Eventually, however, the cataract becomes cloudy enough to cause visual symptoms that cannot be corrected with glasses alone. At this point, cataract surgery is the only option to improve the quality of the vision.  In most situations, cataract surgery is an elective surgery, and the goal of the surgery is to improve the quality of vision. There are some rare situations, however, where the cataract must be removed for the health of the eye.  At the time of surgery, the natural lens is removed with a technique called phacoemulsification that utilizes ultrasound energy, and an intraocular lens (IOL) is then placed into the eye.  The IOL can stay inside the eye forever.

Cataract surgery for most patients can be done with mild sedation as a same-day surgery.
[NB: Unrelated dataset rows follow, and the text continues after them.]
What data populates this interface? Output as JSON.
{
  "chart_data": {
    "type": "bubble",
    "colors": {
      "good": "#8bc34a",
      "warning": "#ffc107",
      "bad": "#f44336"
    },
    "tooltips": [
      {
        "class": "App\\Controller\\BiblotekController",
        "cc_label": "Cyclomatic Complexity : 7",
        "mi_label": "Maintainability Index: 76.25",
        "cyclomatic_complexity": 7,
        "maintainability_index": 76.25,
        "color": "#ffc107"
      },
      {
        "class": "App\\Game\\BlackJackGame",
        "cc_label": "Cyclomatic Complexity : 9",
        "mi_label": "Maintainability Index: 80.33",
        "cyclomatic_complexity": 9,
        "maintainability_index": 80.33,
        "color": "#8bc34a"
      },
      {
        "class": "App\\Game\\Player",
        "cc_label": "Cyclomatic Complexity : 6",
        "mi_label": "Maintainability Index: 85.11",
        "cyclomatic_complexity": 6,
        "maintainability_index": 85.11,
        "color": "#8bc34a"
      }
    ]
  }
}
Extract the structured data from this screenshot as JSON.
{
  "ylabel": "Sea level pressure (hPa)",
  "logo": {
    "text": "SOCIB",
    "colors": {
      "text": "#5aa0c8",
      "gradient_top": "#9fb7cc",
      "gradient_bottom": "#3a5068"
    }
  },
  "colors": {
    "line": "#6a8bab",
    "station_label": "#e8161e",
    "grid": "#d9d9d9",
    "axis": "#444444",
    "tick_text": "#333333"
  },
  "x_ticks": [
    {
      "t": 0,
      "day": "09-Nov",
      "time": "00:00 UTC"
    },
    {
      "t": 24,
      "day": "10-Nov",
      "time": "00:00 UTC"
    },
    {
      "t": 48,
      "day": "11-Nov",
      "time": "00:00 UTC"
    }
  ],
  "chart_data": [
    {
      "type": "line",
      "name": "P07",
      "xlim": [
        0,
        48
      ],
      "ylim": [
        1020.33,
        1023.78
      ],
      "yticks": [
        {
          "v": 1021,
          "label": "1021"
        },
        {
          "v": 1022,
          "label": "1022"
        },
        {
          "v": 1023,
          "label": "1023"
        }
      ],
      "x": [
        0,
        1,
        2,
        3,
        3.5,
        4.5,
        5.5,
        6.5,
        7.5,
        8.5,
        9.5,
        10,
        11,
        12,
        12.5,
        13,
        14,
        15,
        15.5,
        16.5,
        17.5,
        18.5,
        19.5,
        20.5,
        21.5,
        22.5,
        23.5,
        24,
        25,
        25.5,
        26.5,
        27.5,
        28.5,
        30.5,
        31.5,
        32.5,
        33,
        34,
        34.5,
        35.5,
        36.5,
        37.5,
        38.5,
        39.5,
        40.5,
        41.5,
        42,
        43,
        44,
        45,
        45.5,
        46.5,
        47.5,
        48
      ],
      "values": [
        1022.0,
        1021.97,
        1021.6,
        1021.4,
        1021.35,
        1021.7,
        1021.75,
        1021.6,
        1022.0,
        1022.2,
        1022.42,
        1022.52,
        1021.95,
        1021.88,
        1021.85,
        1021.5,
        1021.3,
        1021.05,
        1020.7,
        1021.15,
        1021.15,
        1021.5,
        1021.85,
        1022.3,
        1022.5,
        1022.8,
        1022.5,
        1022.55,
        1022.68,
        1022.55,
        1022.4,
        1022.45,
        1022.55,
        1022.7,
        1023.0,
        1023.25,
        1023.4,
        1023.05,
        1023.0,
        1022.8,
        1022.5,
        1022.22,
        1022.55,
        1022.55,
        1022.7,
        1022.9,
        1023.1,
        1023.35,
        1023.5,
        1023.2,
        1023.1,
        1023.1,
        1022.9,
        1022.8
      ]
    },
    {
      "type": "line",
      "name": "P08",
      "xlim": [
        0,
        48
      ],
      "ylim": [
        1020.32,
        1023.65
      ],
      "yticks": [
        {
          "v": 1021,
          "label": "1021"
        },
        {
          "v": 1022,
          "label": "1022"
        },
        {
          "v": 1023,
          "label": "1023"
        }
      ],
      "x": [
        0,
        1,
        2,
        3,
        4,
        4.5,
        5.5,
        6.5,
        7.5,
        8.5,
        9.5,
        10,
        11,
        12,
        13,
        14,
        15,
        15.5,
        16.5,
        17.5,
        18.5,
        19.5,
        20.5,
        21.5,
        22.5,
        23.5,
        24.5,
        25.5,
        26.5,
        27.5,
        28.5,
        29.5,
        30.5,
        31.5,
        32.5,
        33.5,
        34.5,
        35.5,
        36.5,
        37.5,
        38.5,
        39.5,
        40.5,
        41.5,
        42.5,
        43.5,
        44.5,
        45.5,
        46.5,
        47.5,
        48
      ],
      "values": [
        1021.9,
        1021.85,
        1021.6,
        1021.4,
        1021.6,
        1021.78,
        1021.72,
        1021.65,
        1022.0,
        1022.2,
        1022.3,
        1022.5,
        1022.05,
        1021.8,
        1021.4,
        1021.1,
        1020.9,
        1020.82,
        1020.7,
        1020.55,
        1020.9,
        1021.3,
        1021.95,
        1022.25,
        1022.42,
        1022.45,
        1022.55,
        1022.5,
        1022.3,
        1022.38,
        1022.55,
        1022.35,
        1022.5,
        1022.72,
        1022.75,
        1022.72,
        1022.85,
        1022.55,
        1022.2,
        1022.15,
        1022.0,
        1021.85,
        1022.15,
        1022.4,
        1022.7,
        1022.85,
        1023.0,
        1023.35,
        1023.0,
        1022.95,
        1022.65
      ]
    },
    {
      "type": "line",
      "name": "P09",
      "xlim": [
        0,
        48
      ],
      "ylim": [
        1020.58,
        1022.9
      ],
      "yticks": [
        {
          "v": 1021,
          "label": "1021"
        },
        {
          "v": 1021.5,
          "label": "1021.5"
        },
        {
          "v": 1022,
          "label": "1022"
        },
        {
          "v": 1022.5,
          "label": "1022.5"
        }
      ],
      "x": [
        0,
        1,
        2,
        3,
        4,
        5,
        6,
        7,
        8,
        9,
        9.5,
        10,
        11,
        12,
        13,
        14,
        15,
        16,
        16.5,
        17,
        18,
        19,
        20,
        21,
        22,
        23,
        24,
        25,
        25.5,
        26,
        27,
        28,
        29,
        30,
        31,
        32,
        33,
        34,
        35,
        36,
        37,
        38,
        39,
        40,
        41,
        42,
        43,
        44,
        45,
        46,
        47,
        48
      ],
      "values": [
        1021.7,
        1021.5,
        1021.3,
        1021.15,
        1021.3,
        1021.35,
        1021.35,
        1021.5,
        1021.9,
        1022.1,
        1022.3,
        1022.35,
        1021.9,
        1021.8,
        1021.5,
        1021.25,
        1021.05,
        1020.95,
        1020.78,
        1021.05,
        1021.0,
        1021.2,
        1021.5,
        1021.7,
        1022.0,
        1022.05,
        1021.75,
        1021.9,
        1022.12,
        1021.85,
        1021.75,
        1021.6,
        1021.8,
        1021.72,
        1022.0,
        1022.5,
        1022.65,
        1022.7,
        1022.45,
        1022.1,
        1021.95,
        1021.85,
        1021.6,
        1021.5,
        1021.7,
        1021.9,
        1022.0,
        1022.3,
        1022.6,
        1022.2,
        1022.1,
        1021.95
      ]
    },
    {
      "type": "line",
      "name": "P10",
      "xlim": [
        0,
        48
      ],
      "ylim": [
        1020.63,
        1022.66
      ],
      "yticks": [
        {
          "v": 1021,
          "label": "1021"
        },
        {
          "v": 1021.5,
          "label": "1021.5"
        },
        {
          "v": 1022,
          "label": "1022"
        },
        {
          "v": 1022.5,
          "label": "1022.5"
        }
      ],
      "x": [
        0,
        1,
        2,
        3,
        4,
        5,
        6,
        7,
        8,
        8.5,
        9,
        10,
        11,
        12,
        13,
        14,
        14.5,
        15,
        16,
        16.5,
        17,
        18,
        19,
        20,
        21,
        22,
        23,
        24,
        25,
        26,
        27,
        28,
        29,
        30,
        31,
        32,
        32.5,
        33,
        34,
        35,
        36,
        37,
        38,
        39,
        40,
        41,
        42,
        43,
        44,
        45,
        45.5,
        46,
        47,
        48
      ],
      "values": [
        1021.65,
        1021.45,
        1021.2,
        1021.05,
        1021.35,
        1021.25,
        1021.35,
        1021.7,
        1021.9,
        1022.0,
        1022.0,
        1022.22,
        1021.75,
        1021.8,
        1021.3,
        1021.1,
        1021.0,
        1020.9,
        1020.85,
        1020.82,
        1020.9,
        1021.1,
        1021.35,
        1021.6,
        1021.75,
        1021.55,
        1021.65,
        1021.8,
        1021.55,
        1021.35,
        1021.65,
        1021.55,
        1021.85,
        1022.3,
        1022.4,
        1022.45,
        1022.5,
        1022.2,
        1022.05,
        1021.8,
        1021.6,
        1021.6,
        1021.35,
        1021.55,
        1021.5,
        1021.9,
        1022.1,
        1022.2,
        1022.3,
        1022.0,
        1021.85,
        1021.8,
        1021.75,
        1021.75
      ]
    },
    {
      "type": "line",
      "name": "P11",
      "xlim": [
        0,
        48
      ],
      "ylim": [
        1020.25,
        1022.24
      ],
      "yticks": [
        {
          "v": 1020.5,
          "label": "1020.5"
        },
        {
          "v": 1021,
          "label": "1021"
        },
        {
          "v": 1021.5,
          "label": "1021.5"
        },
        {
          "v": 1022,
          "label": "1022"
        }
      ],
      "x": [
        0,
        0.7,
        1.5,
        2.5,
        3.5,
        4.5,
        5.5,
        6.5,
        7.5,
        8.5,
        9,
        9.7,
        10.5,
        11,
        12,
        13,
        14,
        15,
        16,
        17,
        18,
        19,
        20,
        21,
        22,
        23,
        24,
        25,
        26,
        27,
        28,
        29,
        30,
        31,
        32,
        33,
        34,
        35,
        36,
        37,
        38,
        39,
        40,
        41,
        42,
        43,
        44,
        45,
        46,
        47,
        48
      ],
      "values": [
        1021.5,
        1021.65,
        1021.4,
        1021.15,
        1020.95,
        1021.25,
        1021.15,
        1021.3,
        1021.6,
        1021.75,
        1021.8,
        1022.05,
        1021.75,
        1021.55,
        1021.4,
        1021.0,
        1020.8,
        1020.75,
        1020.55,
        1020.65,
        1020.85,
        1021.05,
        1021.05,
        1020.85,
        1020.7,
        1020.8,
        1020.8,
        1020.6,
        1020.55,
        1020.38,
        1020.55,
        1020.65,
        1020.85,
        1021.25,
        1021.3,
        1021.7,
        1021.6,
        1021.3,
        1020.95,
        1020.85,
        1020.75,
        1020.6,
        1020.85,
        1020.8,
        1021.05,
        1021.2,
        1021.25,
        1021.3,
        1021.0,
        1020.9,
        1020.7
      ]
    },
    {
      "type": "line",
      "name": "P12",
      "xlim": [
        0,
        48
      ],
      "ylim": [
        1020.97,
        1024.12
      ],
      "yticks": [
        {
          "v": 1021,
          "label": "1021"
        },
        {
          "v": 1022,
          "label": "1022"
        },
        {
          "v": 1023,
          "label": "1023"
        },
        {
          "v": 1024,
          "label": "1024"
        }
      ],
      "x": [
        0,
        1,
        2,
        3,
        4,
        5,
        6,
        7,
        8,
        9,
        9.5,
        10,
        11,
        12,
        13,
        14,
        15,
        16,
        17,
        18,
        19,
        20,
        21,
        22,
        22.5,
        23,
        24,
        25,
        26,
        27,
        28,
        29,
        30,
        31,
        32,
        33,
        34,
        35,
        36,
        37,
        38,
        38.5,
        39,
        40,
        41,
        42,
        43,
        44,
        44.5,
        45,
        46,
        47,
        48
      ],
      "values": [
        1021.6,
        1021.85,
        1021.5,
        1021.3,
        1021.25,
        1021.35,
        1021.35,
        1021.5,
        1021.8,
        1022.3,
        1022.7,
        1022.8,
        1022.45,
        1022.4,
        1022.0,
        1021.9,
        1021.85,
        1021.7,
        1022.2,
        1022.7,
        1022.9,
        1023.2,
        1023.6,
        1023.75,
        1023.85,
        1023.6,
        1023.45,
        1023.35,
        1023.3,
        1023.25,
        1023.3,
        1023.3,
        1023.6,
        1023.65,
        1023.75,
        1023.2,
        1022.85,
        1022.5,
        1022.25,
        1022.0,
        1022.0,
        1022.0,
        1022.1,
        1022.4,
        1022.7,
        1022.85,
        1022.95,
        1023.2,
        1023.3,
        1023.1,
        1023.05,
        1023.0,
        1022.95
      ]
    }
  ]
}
Types of Intraocular Lenses:

  • Basic single vision IOL:  The lens can improve vision at a single distance, but most patients generally require glasses for both near and distance vision after surgery
  •  Astigmatism-correcting (Toric) IOL:  The lens corrects astigmatism, which occurs when the front surface of the eye, called the cornea, is not roundly shaped. Astigmatism-correcting IOLs decreases the dependence on glasses for either near or distance vision, but not for both
  • Tecnis Symfony Extended Depth of Focus Lens:  The Tecnis Symfony Lens, FDA-approved in August 2016, is a first-of-its-kind extended depth of focus intraocular lens.  It is available in both standard and astigmatism-correcting models.  It can improve vision at distance, intermediate, and near range with less incidence of glare and halos.
  • Presbyopia-correcting (Multifocal) IOL:  The lens can improve distance vision and at the same time decrease dependence on glasses for near vision.  In some patients, the lens causes glare and halos, which most often decrease with time.